Pasa con esto lo mismo que con el fútbol. Muchos aficionados
quisieran saber, y usualmente saben, cuanto costó el pase
de un determinado jugador y a quienes se quiere contratar para
la siguiente temporada. Pero el técnico mantendrá en
riguroso secreto la formación y el planteamiento táctico
que utilizará el próximo domingo. Por razones semejantes
la Constitución prohíbe al Congreso “Exigir
al Gobierno información sobre instrucciones en materia
diplomática o sobre negociaciones de carácter reservado”.

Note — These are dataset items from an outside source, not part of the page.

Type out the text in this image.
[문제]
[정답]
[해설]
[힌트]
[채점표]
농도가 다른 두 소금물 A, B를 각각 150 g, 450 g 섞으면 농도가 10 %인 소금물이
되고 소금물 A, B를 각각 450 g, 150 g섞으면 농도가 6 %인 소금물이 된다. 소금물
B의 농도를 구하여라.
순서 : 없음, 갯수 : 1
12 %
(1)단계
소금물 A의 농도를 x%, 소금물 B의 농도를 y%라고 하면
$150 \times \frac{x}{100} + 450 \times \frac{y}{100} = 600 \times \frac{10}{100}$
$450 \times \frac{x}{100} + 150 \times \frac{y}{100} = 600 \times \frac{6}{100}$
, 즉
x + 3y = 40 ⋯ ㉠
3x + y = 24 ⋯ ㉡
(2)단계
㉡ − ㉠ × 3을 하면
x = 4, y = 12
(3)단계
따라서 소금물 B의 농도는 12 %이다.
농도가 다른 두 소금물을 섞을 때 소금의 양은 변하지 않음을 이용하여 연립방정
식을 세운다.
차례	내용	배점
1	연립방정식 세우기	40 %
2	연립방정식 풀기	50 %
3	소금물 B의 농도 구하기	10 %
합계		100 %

Desde luego, lo que está vedado al Congreso, cuyos integrantes
son funcionarios públicos y deben velar por el bien común,
también lo está para el ciudadano raso y para cualquiera
otra autoridad. No obstante, la regla general debe ser el acceso
público a los fines, medios y acontecimientos que rodean
las negociaciones.
En el otro extremo se encuentra la dimensión reservada
cuyos elementos son: a) el piso de la negociación en cada
una de sus áreas; si la contraparte supiera nuestras pretensiones
mínimas, obtenerlas podría resultar muy costoso;
b) la ponderación -el peso específico- que asignamos
a los distintos asuntos; si quien está al otro lado de
la mesa tuviera este conocimiento se tornaría difícil
el ejercicio de entregar lo que valoramos poco a cambio de aquello
que consideramos crucial; c) los materiales que la contraparte
entregue bajo reserva de confidencialidad; cualquier revelación
al respecto implicaría romper el principio de la buena
fe precontractual y causaría enorme lesión a la
confianza recíproca que es un ingrediente indispensable
para el éxito de la negociación.
Existe, además, una categoría intermedia: ciertos
asuntos, que en principio son reservados, pueden ser revelados
a determinadas personas en virtud de un compromiso de confidencialidad. ¿A
quiénes? Sin duda, a los miembros del Congreso toda vez
que a ellos corresponde aprobar o no los tratados que el Gobierno
celebre (para juzgar la calidad de la tela ayuda conocer el proceso
de manufactura) y a expertos en ciertas disciplinas con cuyo
concurso sea útil contar. Por último, a quienes
demuestren representar intereses colectivos: los gremios de la
producción o el trabajo, por ejemplo, deben tener acceso
al estado de la negociación en su respectivo sector.
Se necesita, pues, transparencia pero también sigilo.
Creo que la formula aquí expuesta es la adecuada.